From: Thomas Monjalon <thomas@monjalon.net>
To: Ilya Maximets <i.maximets@ovn.org>
Cc: dev@dpdk.org, Shahaf Shuler <shahafs@mellanox.com>,
Jerin Jacob <jerinjacobk@gmail.com>,
Andrew Rybchenko <arybchenko@solarflare.com>,
Ferruh Yigit <ferruh.yigit@intel.com>,
Stephen Hemminger <stephen@networkplumber.org>,
Roni Bar Yanai <roniba@mellanox.com>,
Rony Efraim <ronye@mellanox.com>,
declan.doherty@intel.com, bernard.iremonger@intel.com,
ajit.khaparde@broadcom.com
Subject: Re: [dpdk-dev] [PATCH v2 0/3] ethdev: configure SR-IOV VF from host
Date: Wed, 30 Oct 2019 22:42:16 +0100 [thread overview]
Message-ID: <1968866.mbH2BcW0Fd@xps> (raw)

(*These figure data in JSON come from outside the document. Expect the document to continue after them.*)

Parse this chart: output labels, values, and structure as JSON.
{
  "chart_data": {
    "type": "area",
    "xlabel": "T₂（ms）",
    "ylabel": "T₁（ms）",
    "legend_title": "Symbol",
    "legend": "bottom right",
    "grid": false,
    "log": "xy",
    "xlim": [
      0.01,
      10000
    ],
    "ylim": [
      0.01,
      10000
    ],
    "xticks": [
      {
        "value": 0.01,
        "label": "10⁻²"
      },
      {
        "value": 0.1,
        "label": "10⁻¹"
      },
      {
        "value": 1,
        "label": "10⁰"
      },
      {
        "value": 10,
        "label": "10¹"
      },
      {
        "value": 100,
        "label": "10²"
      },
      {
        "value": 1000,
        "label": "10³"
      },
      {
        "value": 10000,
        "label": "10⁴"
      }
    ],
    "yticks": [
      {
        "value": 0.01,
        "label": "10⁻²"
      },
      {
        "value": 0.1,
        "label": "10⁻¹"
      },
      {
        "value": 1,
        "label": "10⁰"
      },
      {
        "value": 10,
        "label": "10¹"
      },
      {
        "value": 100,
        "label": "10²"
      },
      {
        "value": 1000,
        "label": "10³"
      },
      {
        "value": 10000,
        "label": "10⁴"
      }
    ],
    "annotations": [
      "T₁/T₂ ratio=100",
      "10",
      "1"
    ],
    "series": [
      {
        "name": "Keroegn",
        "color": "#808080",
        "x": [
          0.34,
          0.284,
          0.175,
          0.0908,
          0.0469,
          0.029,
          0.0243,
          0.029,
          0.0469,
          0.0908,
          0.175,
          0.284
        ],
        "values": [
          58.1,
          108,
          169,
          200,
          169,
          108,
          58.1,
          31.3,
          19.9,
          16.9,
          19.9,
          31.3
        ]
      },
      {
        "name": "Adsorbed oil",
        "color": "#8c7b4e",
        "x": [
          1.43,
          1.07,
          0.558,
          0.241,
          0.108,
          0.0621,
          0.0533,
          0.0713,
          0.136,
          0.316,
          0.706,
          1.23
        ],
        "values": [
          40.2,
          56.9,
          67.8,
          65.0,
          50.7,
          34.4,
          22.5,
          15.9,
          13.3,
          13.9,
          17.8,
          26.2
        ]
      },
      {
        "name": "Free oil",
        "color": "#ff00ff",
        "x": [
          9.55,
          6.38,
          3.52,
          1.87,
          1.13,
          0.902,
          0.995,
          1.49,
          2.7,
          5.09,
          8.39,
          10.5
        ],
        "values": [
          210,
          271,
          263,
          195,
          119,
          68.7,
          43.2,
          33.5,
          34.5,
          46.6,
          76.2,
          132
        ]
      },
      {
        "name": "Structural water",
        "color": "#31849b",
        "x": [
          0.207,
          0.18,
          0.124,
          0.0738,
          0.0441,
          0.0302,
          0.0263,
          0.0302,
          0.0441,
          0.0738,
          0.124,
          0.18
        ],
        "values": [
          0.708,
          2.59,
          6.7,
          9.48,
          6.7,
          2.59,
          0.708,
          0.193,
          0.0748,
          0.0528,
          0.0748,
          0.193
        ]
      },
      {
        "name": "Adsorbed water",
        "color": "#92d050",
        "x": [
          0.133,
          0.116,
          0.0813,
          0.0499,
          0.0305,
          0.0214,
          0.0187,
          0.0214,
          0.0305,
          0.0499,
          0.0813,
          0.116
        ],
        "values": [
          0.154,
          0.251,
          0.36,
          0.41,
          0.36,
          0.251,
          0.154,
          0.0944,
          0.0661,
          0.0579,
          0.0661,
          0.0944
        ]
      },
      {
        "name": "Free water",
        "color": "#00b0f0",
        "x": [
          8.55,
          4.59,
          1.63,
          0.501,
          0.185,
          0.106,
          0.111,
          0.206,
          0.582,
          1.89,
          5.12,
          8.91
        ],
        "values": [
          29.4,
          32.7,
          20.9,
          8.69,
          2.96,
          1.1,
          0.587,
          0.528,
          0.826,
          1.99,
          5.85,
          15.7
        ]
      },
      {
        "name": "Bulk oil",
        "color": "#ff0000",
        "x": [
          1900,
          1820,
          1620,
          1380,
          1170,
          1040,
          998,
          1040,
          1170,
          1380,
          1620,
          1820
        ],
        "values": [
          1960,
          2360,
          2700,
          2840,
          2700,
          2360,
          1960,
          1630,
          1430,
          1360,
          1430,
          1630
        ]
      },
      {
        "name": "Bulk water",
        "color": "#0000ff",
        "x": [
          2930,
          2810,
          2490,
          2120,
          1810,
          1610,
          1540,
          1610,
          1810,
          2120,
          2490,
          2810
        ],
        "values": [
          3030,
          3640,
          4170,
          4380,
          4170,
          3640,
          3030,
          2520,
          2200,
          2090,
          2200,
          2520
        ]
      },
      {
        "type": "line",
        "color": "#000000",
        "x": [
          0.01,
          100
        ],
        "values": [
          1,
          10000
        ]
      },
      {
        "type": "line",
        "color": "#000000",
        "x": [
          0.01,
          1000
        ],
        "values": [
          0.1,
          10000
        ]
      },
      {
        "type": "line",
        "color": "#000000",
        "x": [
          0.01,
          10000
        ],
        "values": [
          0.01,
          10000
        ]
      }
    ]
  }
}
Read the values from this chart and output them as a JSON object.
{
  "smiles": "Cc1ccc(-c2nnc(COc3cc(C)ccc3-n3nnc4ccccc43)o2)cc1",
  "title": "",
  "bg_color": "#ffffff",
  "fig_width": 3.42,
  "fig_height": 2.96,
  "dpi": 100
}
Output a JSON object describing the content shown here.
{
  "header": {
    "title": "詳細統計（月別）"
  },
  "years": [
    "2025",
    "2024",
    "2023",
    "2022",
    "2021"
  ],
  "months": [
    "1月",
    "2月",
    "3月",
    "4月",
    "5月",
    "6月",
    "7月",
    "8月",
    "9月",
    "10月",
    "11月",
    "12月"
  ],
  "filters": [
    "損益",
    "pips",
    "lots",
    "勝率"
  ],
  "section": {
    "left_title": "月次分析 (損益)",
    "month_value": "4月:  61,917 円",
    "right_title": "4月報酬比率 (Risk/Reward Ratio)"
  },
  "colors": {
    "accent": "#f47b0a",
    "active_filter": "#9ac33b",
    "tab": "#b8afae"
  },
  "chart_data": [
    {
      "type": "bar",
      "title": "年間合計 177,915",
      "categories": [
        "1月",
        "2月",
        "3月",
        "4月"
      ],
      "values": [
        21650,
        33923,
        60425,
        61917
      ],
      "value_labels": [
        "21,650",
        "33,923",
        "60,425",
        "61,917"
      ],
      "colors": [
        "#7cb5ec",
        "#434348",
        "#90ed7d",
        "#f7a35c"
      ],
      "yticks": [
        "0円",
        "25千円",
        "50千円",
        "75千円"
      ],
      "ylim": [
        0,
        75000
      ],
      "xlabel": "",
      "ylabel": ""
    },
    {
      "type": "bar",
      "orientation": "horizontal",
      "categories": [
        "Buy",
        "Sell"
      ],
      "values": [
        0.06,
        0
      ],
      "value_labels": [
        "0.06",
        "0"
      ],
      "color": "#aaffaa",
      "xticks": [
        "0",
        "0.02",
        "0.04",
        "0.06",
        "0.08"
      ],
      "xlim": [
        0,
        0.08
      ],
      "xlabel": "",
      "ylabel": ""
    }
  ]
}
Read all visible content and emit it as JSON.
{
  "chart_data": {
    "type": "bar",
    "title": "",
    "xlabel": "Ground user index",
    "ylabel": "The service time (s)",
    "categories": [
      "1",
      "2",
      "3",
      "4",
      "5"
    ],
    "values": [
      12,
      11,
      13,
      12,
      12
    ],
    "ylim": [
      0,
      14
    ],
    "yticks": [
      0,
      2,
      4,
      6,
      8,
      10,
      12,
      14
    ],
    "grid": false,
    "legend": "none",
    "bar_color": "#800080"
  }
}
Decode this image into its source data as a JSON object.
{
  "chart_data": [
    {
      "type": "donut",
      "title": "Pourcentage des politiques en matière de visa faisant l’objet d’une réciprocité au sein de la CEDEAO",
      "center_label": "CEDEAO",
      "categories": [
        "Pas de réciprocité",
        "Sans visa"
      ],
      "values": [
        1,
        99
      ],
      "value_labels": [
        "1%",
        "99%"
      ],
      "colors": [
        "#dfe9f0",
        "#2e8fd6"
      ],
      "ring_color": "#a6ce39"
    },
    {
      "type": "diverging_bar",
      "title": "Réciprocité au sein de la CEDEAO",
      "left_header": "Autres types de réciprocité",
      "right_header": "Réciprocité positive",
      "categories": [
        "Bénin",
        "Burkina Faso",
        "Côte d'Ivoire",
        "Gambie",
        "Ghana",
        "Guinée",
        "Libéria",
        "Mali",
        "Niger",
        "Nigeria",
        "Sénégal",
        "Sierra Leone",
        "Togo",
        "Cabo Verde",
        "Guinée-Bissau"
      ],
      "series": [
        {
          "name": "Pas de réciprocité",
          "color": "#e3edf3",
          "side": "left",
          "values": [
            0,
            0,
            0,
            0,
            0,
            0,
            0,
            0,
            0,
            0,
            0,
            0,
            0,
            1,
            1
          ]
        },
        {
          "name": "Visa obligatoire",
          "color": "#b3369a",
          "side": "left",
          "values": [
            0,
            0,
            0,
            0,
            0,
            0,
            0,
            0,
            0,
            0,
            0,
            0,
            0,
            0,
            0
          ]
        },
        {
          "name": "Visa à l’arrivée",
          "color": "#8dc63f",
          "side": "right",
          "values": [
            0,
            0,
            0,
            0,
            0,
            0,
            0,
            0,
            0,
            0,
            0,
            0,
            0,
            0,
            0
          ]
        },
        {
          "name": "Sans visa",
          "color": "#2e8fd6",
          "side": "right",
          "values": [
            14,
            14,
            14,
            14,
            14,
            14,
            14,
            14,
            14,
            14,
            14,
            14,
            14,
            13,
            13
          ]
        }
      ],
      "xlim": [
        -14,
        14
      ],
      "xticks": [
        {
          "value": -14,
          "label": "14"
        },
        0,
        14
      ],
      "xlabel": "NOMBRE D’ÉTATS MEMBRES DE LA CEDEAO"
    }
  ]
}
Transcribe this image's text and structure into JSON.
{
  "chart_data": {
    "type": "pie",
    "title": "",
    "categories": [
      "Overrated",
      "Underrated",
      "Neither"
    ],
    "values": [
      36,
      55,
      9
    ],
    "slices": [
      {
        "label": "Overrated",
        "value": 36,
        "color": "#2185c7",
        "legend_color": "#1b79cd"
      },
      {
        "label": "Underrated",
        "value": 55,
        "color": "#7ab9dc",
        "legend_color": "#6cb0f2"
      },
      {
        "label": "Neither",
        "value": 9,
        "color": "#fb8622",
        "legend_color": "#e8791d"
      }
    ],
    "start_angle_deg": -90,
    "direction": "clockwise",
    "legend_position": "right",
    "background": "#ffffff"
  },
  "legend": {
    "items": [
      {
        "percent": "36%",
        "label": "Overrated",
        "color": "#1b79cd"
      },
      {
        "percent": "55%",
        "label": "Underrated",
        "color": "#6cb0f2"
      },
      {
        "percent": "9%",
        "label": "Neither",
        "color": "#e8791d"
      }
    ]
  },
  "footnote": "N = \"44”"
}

In-Reply-To: <aed395e5-11d5-a947-b621-bd36c904de84@ovn.org>
30/10/2019 17:09, Ilya Maximets:
> On 30.10.2019 16:49, Thomas Monjalon wrote:
> > 30/10/2019 16:07, Ilya Maximets:
> >> On 29.10.2019 19:50, Thomas Monjalon wrote:
> >>> In a virtual environment, the network controller may have to configure
> >>> some SR-IOV VF parameters for security reasons.
> >>>
> >>> When the PF (host port) is driven by DPDK (OVS-DPDK case),
> >>> we face two different cases:
> >>> - driver is bifurcated (Mellanox case),
> >>> so the VF can be configured via the kernel.
> >>> - driver is on top of UIO or VFIO, so DPDK API is required,
> >>> and PMD-specific APIs were used.
> >>
> >> So, what is wrong with setting VF mac via the representor port as
> >> it done now? From our previous discussion, I thought that we concluded
> >> that is enough to have current API, i.e. just call set_default_mac()
> >> for a representor port and this will lead to setting mac for VF.
> >> This is how it's implemented in Linux kernel and this is how it's
> >> implemented in current DPDK drivers that supports setting mac for
> >> the representor.
> >
> > I don't know what is done in the Linux kernel.
> > In DPDK, setting the MAC of the representor is really setting
> > the MAC of the representor. Is it crazy?
>
> Kind of. And no, it doesn't work this way in DPDK.
> Just look at the i40e driver:
>
> 325 static int
> 326 i40e_vf_representor_mac_addr_set(struct rte_eth_dev *ethdev,
> 327 struct ether_addr *mac_addr)
> 328 {
> 329 struct i40e_vf_representor *representor = ethdev->data->dev_private;
> 330
> 331 return rte_pmd_i40e_set_vf_mac_addr(
> 332 representor->adapter->eth_dev->data->port_id,
> 333 representor->vf_id, mac_addr);
> 334 }
> ....
> 423 static const struct eth_dev_ops i40e_representor_dev_ops = {
> <...>
> 445 .mac_addr_set = i40e_vf_representor_mac_addr_set,
>
>
> It really calls the function to set VF mac address.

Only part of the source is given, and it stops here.